The logjam over another stimulus package - amid the worst surge yet in COVID-19, sending a record number of people to the hospital - has prompted a coalition of local leaders in the Midwest and Deep South to speak out.
In a statement, 150 mayors, representing areas from the Great Lakes to the Gulf of Mexico, rebutted the red vs. blue rhetoric at the national level and urged lawmakers to provide "urgently needed financial relief for cities and towns that have borne the brunt of the impact from the pandemic."
The message echoes that of Mayor Dee Margo of hard-hit El Paso, Texas, who in a recent interview with Business Insider spoke of the tension between protecting public health and ensuring the city and its businesses do not go bankrupt. "We need more help," the Republican put it bluntly.
A $748 billion stimulus package backed by a bipartisan group of senators, unveiled this week, omits any support for state and local governments, focusing instead on aid to small businesses and a temporary increase in unemployment payments. A second, $160 billion proposal ("less of an emergency but also important," in the words of Republican Sen. Bill Cassidy of Louisiana) would provide aid to local governments in exchange for blocking most lawsuits against companies related to COVID-19. (According to a report from NBC News, McConnell said he'd drop the lawsuit shield provision if Democrats drop. the funding for state and local governments.)
In their statement, the group of mayors urged lawmakers to treat aid to their cities as an emergency priority.
"The pandemic is reaching critical levels now as contagion sweeps through our states unabated," Kyle Moore, the Republican mayor of Quincy, Illinois, said Tuesday. "It is imperative that we have resources available through the stimulus package to effectively maintain city services and deploy the pending vaccines."
Mike Vandersteen, mayor of Sheboygan, Wisconsin, chair of the Great Lakes and St. Lawrence Cities Initiative, and a Republican, urged Congress to pass a relief bill before adjourning.
"Regardless of how it is structured, it is imperative that Congress approve revenue replacement for local governments to ensure the swiftest possible recovery from the pandemic," Vandersteen said.
On Tuesday, McConnell, the top Republican in the Senate, vowed to stay in Washington until a "COVID package" is passed, although he did not specify what that package would include.
In a survey of 130 mayors across the country released earlier this month, 45% of city leaders said they expected serious cuts to public education, social services, and transportation budgets due to a drop in tax revenue brought about by the pandemic. Over 85% said the federal government's assistance had been insufficient.

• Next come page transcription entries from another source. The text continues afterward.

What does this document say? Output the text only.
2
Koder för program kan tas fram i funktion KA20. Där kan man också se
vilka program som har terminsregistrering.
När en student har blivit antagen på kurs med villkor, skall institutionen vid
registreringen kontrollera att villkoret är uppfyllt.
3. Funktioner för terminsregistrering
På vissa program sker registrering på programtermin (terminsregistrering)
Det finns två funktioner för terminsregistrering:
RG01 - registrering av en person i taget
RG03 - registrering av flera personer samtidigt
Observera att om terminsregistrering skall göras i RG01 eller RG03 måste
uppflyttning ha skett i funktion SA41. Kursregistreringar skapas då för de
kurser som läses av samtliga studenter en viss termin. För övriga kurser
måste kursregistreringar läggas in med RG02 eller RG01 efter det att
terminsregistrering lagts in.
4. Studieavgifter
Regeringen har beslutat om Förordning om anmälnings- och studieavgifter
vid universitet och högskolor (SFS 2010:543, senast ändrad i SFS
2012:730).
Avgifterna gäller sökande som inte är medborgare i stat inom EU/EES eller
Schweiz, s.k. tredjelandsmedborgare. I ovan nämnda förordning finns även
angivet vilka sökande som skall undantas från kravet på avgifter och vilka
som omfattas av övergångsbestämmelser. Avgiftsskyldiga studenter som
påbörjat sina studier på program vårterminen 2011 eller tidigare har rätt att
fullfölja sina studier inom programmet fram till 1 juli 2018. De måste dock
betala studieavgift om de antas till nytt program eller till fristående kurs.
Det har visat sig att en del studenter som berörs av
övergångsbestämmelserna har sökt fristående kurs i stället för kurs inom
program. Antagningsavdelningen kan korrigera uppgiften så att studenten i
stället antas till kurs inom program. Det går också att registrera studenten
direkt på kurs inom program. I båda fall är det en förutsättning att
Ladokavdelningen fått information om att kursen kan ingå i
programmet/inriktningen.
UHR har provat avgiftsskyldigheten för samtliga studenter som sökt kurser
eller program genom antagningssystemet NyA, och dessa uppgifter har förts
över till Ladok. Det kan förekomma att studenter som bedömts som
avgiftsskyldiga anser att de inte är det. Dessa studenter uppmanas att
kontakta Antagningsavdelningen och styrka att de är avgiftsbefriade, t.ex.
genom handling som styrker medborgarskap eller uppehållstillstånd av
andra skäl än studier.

In an interview with Business Insider earlier this year, Nobel Prize-winning economist Paul Krugman warned of a "huge fiscal time bomb" as the pandemic subsides because state and local governments cannot run a deficit, unlike the federal government, and they are collecting less revenue during the pandemic and spending more.
"It's going to be a lot like what happened after the 2008 crisis when layoffs of school teachers, layoffs of government employees were a big factor in holding back recovery and we're going to be -," Krugman said. "Yeah, just as the pandemic starts to fade, we hope, we're going to be seeing state and local governments cutting back severely."